Alex parecía no conocerme, me planteaba ideas y hasta proyectos de vida –un bebé, como claro ejemplo– que me hacían dudar de si realmente estaba enamorado de mí o si necesitaba a alguien a su lado para cumplirlos, como un empleado que debía fichar su asistencia.

A menudo solía frustrarse y echarme la culpa por no querer sumarme a sus propuestas, su frase de cabecera era la típica: que yo estaba rota o que me faltaba una parte. Que me encontraba rota no era noticia nueva, pero no se llevaría los laureles por descubrirlo, sino que lo había estado desde hacía demasiado tiempo, desde el día en que mi padre había dejado de ser mi padre para convertirse en un “famoso” asesino serial norteamericano. A mis escasos siete años habíamos tenido que escapar, literalmente, de nuestra vida tal y como la conocíamos. Mi madre se ocupó de buscarnos un nuevo sitio para vivir y tramitamos el cambio de mi apellido por el de ella, Jordan. Ben Atwood se convertiría entonces en un completo desconocido para esa dupla de mujeres que comenzaba una nueva vida en Gibraltar Lake.

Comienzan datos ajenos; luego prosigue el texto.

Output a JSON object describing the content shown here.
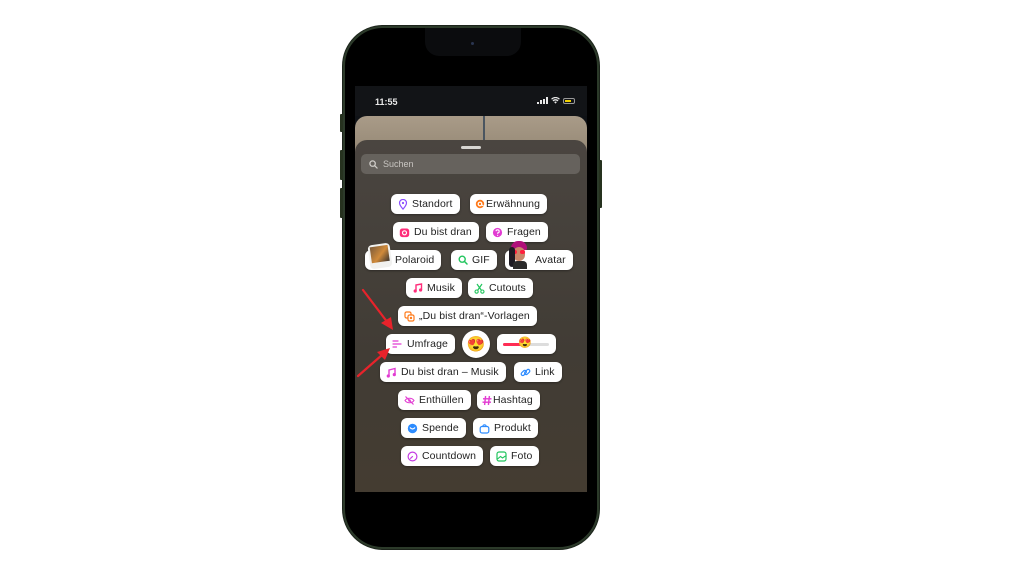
{
  "status_bar": {
    "time": "11:55"
  },
  "search": {
    "placeholder": "Suchen"
  },
  "stickers": [
    {
      "id": "standort",
      "label": "Standort",
      "icon": "location-pin-icon",
      "color": "#8a4dff"
    },
    {
      "id": "erwaehnung",
      "label": "Erwähnung",
      "icon": "mention-icon",
      "color": "#ff7a1a"
    },
    {
      "id": "du-bist-dran",
      "label": "Du bist dran",
      "icon": "camera-icon",
      "color": "#ff2d7a"
    },
    {
      "id": "fragen",
      "label": "Fragen",
      "icon": "question-icon",
      "color": "#e23bd2"
    },
    {
      "id": "polaroid",
      "label": "Polaroid",
      "icon": "polaroid-thumbnail",
      "color": "#444444"
    },
    {
      "id": "gif",
      "label": "GIF",
      "icon": "search-gif-icon",
      "color": "#22c55e"
    },
    {
      "id": "avatar",
      "label": "Avatar",
      "icon": "avatar-thumbnail",
      "color": "#e0245e"
    },
    {
      "id": "musik",
      "label": "Musik",
      "icon": "music-note-icon",
      "color": "#ff2d7a"
    },
    {
      "id": "cutouts",
      "label": "Cutouts",
      "icon": "cutouts-icon",
      "color": "#22c55e"
    },
    {
      "id": "vorlagen",
      "label": "„Du bist dran“-Vorlagen",
      "icon": "templates-icon",
      "color": "#ff7a1a"
    },
    {
      "id": "umfrage",
      "label": "Umfrage",
      "icon": "poll-icon",
      "color": "#e23bd2"
    },
    {
      "id": "emoji-reaction",
      "label": "",
      "icon": "heart-eyes-emoji",
      "color": "#ffcc33"
    },
    {
      "id": "emoji-slider",
      "label": "",
      "icon": "emoji-slider-icon",
      "color": "#ff2d55"
    },
    {
      "id": "du-bist-dran-musik",
      "label": "Du bist dran – Musik",
      "icon": "music-multi-icon",
      "color": "#e23bd2"
    },
    {
      "id": "link",
      "label": "Link",
      "icon": "link-icon",
      "color": "#2d8cff"
    },
    {
      "id": "enthuellen",
      "label": "Enthüllen",
      "icon": "eye-off-icon",
      "color": "#e23bd2"
    },
    {
      "id": "hashtag",
      "label": "Hashtag",
      "icon": "hashtag-icon",
      "color": "#e23bd2"
    },
    {
      "id": "spende",
      "label": "Spende",
      "icon": "donation-icon",
      "color": "#2d8cff"
    },
    {
      "id": "produkt",
      "label": "Produkt",
      "icon": "shopping-bag-icon",
      "color": "#2d8cff"
    },
    {
      "id": "countdown",
      "label": "Countdown",
      "icon": "countdown-icon",
      "color": "#c43be2"
    },
    {
      "id": "foto",
      "label": "Foto",
      "icon": "photo-icon",
      "color": "#22c55e"
    }
  ],
  "annotations": {
    "arrow_color": "#e8232b",
    "highlighted_sticker": "Umfrage"
  }
}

Pero las cosas en aquella época no se desenvolvieron de manera sencilla, nuestros últimos ahorros se habían escurrido en mi matrícula universitaria y mi madre terminó instalándose en Manhattan, movida por una oferta laboral que prometía un gran futuro para las dos.

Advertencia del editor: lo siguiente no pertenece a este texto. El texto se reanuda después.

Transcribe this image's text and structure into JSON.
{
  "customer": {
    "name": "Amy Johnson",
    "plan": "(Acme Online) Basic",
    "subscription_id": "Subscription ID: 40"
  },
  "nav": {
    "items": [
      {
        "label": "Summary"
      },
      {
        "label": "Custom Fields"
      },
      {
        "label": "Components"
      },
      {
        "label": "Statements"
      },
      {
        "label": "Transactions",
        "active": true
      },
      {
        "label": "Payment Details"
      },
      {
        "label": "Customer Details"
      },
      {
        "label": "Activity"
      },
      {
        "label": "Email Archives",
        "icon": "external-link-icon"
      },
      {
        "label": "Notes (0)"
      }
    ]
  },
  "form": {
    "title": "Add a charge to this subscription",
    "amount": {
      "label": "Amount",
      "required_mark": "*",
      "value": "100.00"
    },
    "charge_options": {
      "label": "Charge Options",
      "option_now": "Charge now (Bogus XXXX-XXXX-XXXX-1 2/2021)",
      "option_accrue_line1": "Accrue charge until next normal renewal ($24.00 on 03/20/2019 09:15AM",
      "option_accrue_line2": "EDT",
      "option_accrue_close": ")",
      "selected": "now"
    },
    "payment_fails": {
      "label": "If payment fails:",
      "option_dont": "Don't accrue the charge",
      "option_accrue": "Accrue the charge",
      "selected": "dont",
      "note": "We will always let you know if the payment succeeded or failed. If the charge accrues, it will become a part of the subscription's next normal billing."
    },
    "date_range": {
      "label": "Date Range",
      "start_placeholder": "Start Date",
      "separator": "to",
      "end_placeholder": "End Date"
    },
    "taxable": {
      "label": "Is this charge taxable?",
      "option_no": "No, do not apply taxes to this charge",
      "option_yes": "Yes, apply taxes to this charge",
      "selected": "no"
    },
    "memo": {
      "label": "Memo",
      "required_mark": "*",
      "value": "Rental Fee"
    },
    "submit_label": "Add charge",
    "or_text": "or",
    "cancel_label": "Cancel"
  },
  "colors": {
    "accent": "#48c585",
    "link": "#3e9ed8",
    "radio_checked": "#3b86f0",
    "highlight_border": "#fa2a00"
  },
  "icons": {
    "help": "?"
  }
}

La decisión de mudarme no fue difícil. Con Ezra habíamos terminado hacía algunos años y él parecía estar muy bien con Beatrice. Leanne ya tenía su propia familia y yo me limitaba a visitarlos una vez a la semana, ocupando el lugar de tía moderna que les llevaba los dulces que su madre no les compraba y respondía preguntas que sus padres no se animaban a contestar.

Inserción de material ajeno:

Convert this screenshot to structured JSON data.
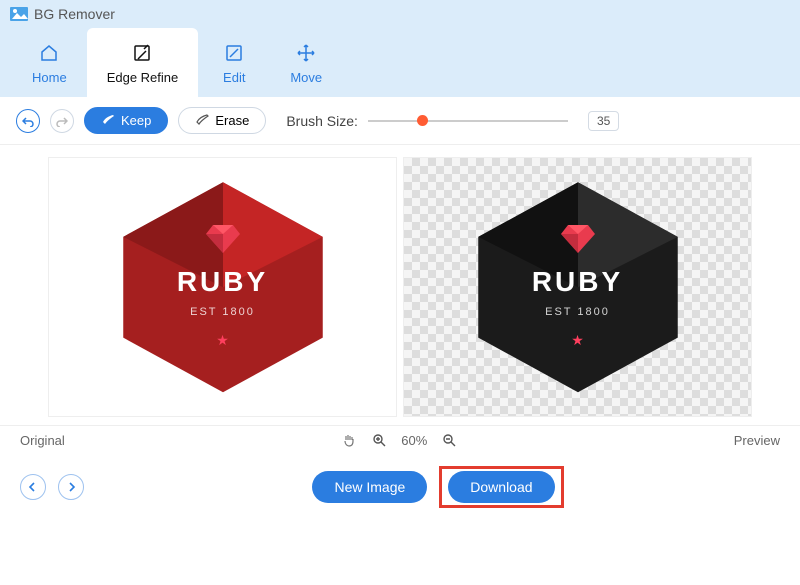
{
  "app_title": "BG Remover",
  "tabs": {
    "home": "Home",
    "edge_refine": "Edge Refine",
    "edit": "Edit",
    "move": "Move"
  },
  "toolbar": {
    "keep": "Keep",
    "erase": "Erase",
    "brush_size_label": "Brush Size:",
    "brush_size_value": "35"
  },
  "logo": {
    "title": "RUBY",
    "subtitle": "EST 1800"
  },
  "statusbar": {
    "original": "Original",
    "zoom": "60%",
    "preview": "Preview"
  },
  "footer": {
    "new_image": "New Image",
    "download": "Download"
  }
}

Pero un buen día me di cuenta de que mi rol allí se trataba de un relleno que todos los demás necesitaban para completar su existencia. Debía ir en busca de mi propia historia, lo irónico era que en Manhattan parecían estar pasándome las mismas cosas o incluso peores. Ciudad más grande o, al menos, con muchas más personas, tantas que me convertí en una cabeza más deambulando por las grises calles de altos edificios amurallados y rascacielos. Todo muy bonito para quien viniera de paseo una o dos veces, pero perdía la gracia para quien, como yo, lo tenía como un constante recordatorio de la falta de disfrute en su vida, de la culpa que provocaba no poder siquiera valorar el hecho de vivir en un lugar como este por, y ahora sí citando al contemporáneo ex novio, “estar rota”.